The released Java jni currently includes the MacOs native library as a resource inside the jar, but this is not actually used (it will still look for the native library in the "java.library.path"). This forces users to install the native library in their systems if they want to use the vw_jni.

I pushed some code to extract the lib from inside the jar and load it in my clone repo (https://github.com/ampm78/vowpal_wabbit/commit/a957fa7f80ea4bee201619c73713466216ea192b) but this will only work at the moment for MacOs as that's the only native lib currently included in the jar.

Ideally the native libraries for at least the major platforms (MacOs, Linux, Windows?) should be built and included in the jar when releasing it, as other java libraries do (for example tensorflow).

JohnLangford commented 5 years ago

@jmorra @deaktator your thoughts here?

deaktator commented 5 years ago

@JohnLangford @jmorra @ampm78: I think this depends on the status of the build process. Previous to 8.4.1, we included the binaries for several OS variants in the jar. To the best of my recollection, the primary reason these were removed was related to two primary factors:

  1. the release process for Java was independent of the C lib release process.
  2. At the time, boost program options was dynamically linked in the C build.

These issues led to version conflicts with the boost program opts library and made it extremely hard to use because the library would be tied to the boost lib against which it was built. You’d have to simlink multiple boost libs and change them to make the JNI lib work.

Some of this detail is in the readme file is the java dir in the VW project.

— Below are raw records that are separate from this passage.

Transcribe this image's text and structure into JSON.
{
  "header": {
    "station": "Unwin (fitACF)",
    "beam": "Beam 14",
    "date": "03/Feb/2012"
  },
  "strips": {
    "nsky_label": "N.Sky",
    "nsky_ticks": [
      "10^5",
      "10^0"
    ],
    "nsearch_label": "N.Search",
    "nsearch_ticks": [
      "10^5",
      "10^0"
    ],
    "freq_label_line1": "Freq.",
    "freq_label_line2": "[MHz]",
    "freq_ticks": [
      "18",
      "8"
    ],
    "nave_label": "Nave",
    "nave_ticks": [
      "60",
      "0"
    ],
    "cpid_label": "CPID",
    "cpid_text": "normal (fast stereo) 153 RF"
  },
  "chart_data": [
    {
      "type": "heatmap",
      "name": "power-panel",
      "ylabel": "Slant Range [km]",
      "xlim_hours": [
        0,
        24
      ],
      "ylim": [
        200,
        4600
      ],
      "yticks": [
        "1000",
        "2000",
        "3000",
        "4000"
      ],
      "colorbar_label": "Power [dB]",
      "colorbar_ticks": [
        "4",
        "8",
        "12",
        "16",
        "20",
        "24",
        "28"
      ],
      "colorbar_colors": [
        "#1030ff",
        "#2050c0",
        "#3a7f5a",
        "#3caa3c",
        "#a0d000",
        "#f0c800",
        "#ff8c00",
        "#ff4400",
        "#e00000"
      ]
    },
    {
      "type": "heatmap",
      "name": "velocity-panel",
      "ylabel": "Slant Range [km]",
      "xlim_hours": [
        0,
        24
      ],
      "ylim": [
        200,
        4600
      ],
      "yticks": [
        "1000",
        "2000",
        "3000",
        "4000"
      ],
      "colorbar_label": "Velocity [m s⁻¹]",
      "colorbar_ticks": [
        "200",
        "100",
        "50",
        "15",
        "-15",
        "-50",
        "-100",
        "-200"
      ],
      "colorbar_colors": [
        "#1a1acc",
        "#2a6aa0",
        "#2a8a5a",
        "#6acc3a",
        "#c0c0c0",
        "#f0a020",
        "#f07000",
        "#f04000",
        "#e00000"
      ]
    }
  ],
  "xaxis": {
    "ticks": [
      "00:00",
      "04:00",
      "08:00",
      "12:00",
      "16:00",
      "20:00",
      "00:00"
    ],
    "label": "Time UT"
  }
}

If we can statically link the boost library in the C build and use a CI/CD service to release everything, then we can run the docker script we used previously to build the library for several OSs. I think that Travis has OS support which would allow us to build for major Linux distros and OS X. Not sure about windows support.

The OS detection code was a little “quirky” (if I remember correctly) and it’s often difficult to distinguish between some Linux distros.

@JohnLangford it’s been a while since I looked at the current status of the build process. Do you think we can build and release via Travis? And can we statically link against boost program opts?

JohnLangford commented 5 years ago

I'm unsure, but several more people are becoming involved so it's possible we can engineer a more comprehensive release process.

andrusha commented 4 years ago

It would be convenient to only need to include vw as java dep and then it would take care of the rest. This would enable / ease the use of VW on services like Dataflow.

eisber commented 4 years ago

@deaktator the static linking of the native components works on linux (https://github.com/VowpalWabbit/vowpal_wabbit/blob/master/java/CMakeLists.txt#L57) @jackgerrits has faith that it also works on Windows...

As for the build/release pipelines:

  1. Setup 3x Java (Linux, Mac, Windows) builds outputting statically linked artifacts (use yaml matrix feature to make it convenient).
  2. Setup a release pipeline that takes in the 3x artifacts, copies into target/* so that "mvn package" can pickup all the native dependencies.

The 2 Java APIs (old & spark) handle lib loading differently. Spark loads from jar (it actually extracts to temp folder), the old assumes its on the lib path. That should be unified. https://github.com/scijava/native-lib-loader/ is a library I originally used, but it didn't support dependency (e.g. boost which was packaged into the jar too). Now since static linking works, we can switch back to the library which has a couple of heuristics to detect the OS.